# 01-04-2017 New River



## New River Rat (Jan 6, 2017)

Got out Wednesday morning, on the river about 10 a.m., air temp was about 40°, water temp was 44°, cloudy, wind probably 15+m.p.h. spitting rain. Lucky Craft 100 in Crack got these. Yes, it was as cold as it looks.....




19"






20.25


----------



## LarryMc (Jan 6, 2017)

Nice smallies, Sam!



Admire your fortitude. :mrgreen: I haven't gotten out this year yet. Caught a bug over Christmas that just won't let go.


----------



## New River Rat (Jan 6, 2017)

Larry, sure hope you get out soon. That's too long a spell for you to not be going.

Actually, the more I winter fish, the better I like it. I kinda got some parts of it figured out.....maybe? :|


----------



## LarryMc (Jan 6, 2017)

It really hasn't been that long, Sam. I went 4 times in December. I just haven't been in 2017 yet. Hope to get out one day next week.

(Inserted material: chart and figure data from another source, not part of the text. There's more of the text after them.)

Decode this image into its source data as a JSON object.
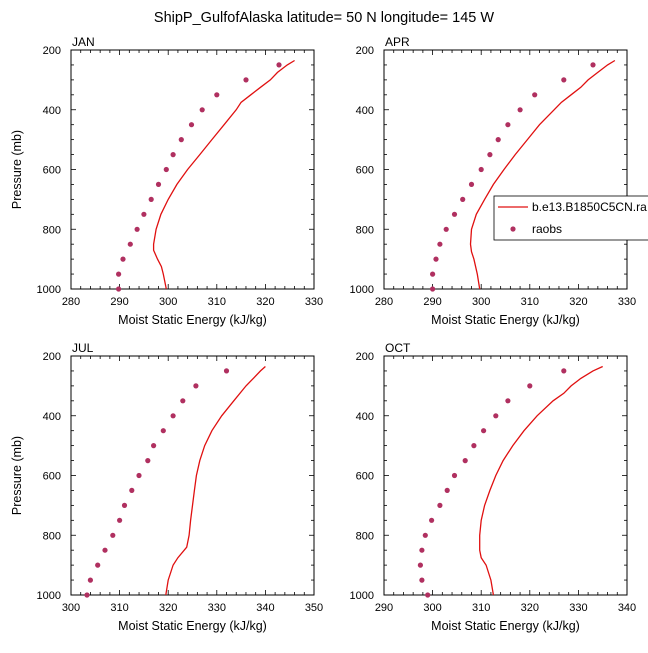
{
  "figure_title": "ShipP_GulfofAlaska  latitude= 50 N longitude= 145 W",
  "legend": {
    "model_label": "b.e13.B1850C5CN.ra",
    "obs_label": "raobs",
    "model_color": "#e01010",
    "obs_color": "#b03060"
  },
  "chart_data": [
    {
      "type": "line",
      "panel": "JAN",
      "title": "JAN",
      "xlabel": "Moist Static Energy (kJ/kg)",
      "ylabel": "Pressure (mb)",
      "xlim": [
        280,
        330
      ],
      "ylim": [
        1000,
        200
      ],
      "xticks": [
        280,
        290,
        300,
        310,
        320,
        330
      ],
      "yticks": [
        200,
        400,
        600,
        800,
        1000
      ],
      "model": {
        "name": "b.e13.B1850C5CN.ra",
        "p": [
          235,
          250,
          275,
          300,
          325,
          350,
          375,
          400,
          450,
          500,
          550,
          600,
          650,
          700,
          750,
          800,
          850,
          870,
          900,
          925,
          950,
          975,
          1000
        ],
        "mse": [
          326.0,
          324.5,
          322.5,
          321.0,
          319.0,
          317.0,
          315.0,
          314.0,
          311.5,
          309.0,
          306.5,
          304.0,
          301.8,
          300.0,
          298.5,
          297.5,
          297.0,
          297.0,
          297.8,
          298.6,
          299.0,
          299.3,
          299.6
        ]
      },
      "obs": {
        "name": "raobs",
        "p": [
          250,
          300,
          350,
          400,
          450,
          500,
          550,
          600,
          650,
          700,
          750,
          800,
          850,
          900,
          950,
          1000
        ],
        "mse": [
          322.8,
          316.0,
          310.0,
          307.0,
          304.8,
          302.7,
          301.0,
          299.6,
          298.0,
          296.5,
          295.0,
          293.6,
          292.2,
          290.7,
          289.8,
          289.8
        ]
      }
    },
    {
      "type": "line",
      "panel": "APR",
      "title": "APR",
      "xlabel": "Moist Static Energy (kJ/kg)",
      "ylabel": "",
      "xlim": [
        280,
        330
      ],
      "ylim": [
        1000,
        200
      ],
      "xticks": [
        280,
        290,
        300,
        310,
        320,
        330
      ],
      "yticks": [
        200,
        400,
        600,
        800,
        1000
      ],
      "model": {
        "name": "b.e13.B1850C5CN.ra",
        "p": [
          235,
          250,
          275,
          300,
          325,
          350,
          375,
          400,
          450,
          500,
          550,
          600,
          650,
          700,
          750,
          800,
          850,
          875,
          900,
          950,
          1000
        ],
        "mse": [
          327.5,
          326.0,
          324.0,
          322.0,
          320.5,
          318.5,
          316.5,
          315.0,
          312.0,
          309.5,
          307.0,
          304.7,
          302.5,
          300.7,
          299.0,
          298.0,
          297.8,
          298.0,
          298.5,
          299.2,
          299.7
        ]
      },
      "obs": {
        "name": "raobs",
        "p": [
          250,
          300,
          350,
          400,
          450,
          500,
          550,
          600,
          650,
          700,
          750,
          800,
          850,
          900,
          950,
          1000
        ],
        "mse": [
          323.0,
          317.0,
          311.0,
          308.0,
          305.5,
          303.5,
          301.8,
          300.0,
          298.0,
          296.2,
          294.5,
          292.8,
          291.5,
          290.7,
          290.0,
          290.0
        ]
      }
    },
    {
      "type": "line",
      "panel": "JUL",
      "title": "JUL",
      "xlabel": "Moist Static Energy (kJ/kg)",
      "ylabel": "Pressure (mb)",
      "xlim": [
        300,
        350
      ],
      "ylim": [
        1000,
        200
      ],
      "xticks": [
        300,
        310,
        320,
        330,
        340,
        350
      ],
      "yticks": [
        200,
        400,
        600,
        800,
        1000
      ],
      "model": {
        "name": "b.e13.B1850C5CN.ra",
        "p": [
          235,
          250,
          275,
          300,
          350,
          400,
          450,
          500,
          550,
          600,
          650,
          700,
          750,
          800,
          840,
          875,
          900,
          950,
          1000
        ],
        "mse": [
          340.0,
          339.0,
          337.5,
          336.0,
          333.5,
          331.0,
          329.0,
          327.5,
          326.5,
          325.8,
          325.4,
          325.0,
          324.6,
          324.3,
          323.8,
          322.0,
          321.0,
          320.0,
          319.5
        ]
      },
      "obs": {
        "name": "raobs",
        "p": [
          250,
          300,
          350,
          400,
          450,
          500,
          550,
          600,
          650,
          700,
          750,
          800,
          850,
          900,
          950,
          1000
        ],
        "mse": [
          332.0,
          325.7,
          323.0,
          321.0,
          319.0,
          317.0,
          315.8,
          314.0,
          312.5,
          311.0,
          310.0,
          308.6,
          307.0,
          305.5,
          304.0,
          303.3
        ]
      }
    },
    {
      "type": "line",
      "panel": "OCT",
      "title": "OCT",
      "xlabel": "Moist Static Energy (kJ/kg)",
      "ylabel": "",
      "xlim": [
        290,
        340
      ],
      "ylim": [
        1000,
        200
      ],
      "xticks": [
        290,
        300,
        310,
        320,
        330,
        340
      ],
      "yticks": [
        200,
        400,
        600,
        800,
        1000
      ],
      "model": {
        "name": "b.e13.B1850C5CN.ra",
        "p": [
          235,
          250,
          275,
          300,
          325,
          350,
          400,
          450,
          500,
          550,
          600,
          650,
          700,
          750,
          800,
          850,
          875,
          900,
          950,
          1000
        ],
        "mse": [
          335.0,
          333.0,
          330.5,
          328.5,
          327.0,
          324.8,
          321.5,
          318.8,
          316.5,
          314.5,
          313.0,
          311.8,
          310.7,
          310.0,
          309.7,
          309.7,
          310.0,
          311.0,
          312.0,
          312.5
        ]
      },
      "obs": {
        "name": "raobs",
        "p": [
          250,
          300,
          350,
          400,
          450,
          500,
          550,
          600,
          650,
          700,
          750,
          800,
          850,
          900,
          950,
          1000
        ],
        "mse": [
          327.0,
          320.0,
          315.5,
          313.0,
          310.5,
          308.5,
          306.7,
          304.5,
          303.0,
          301.5,
          299.8,
          298.5,
          297.8,
          297.5,
          297.8,
          299.0
        ]
      }
    }
  ]
}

I like winter fishing, too. Been fishing plastics on a drop shot lately, a new technique for me. Been doing fairly well.


----------



## New River Rat (Jan 8, 2017)

I really need to give the drop shot a try, along with float n fly.


----------



## UCFJed (Feb 8, 2017)

Nice river smallies! What part of the New River? Ever have any success chasing musky there?


----------



## overboard (Feb 8, 2017)

Just thinking, we were out a few days ago on a river here in Pa., 22 degrees and about a 6 mile trip upriver at 28 mph, talk about COLD! 
BEAUTIFUL SMALLMOUTHS! That 20 1/4 is a gorgeous fish, great color and markings.


----------



## New River Rat (Feb 13, 2017)

UCFJed said:


> What part of the New River?




The "wet" part..... :lol: Want directions to my ginseng patch as well?


----------



## SwampRooster (Mar 3, 2017)

Haha! I usually have a similar response to these questions. Some I'll talk about, some I won't.


----------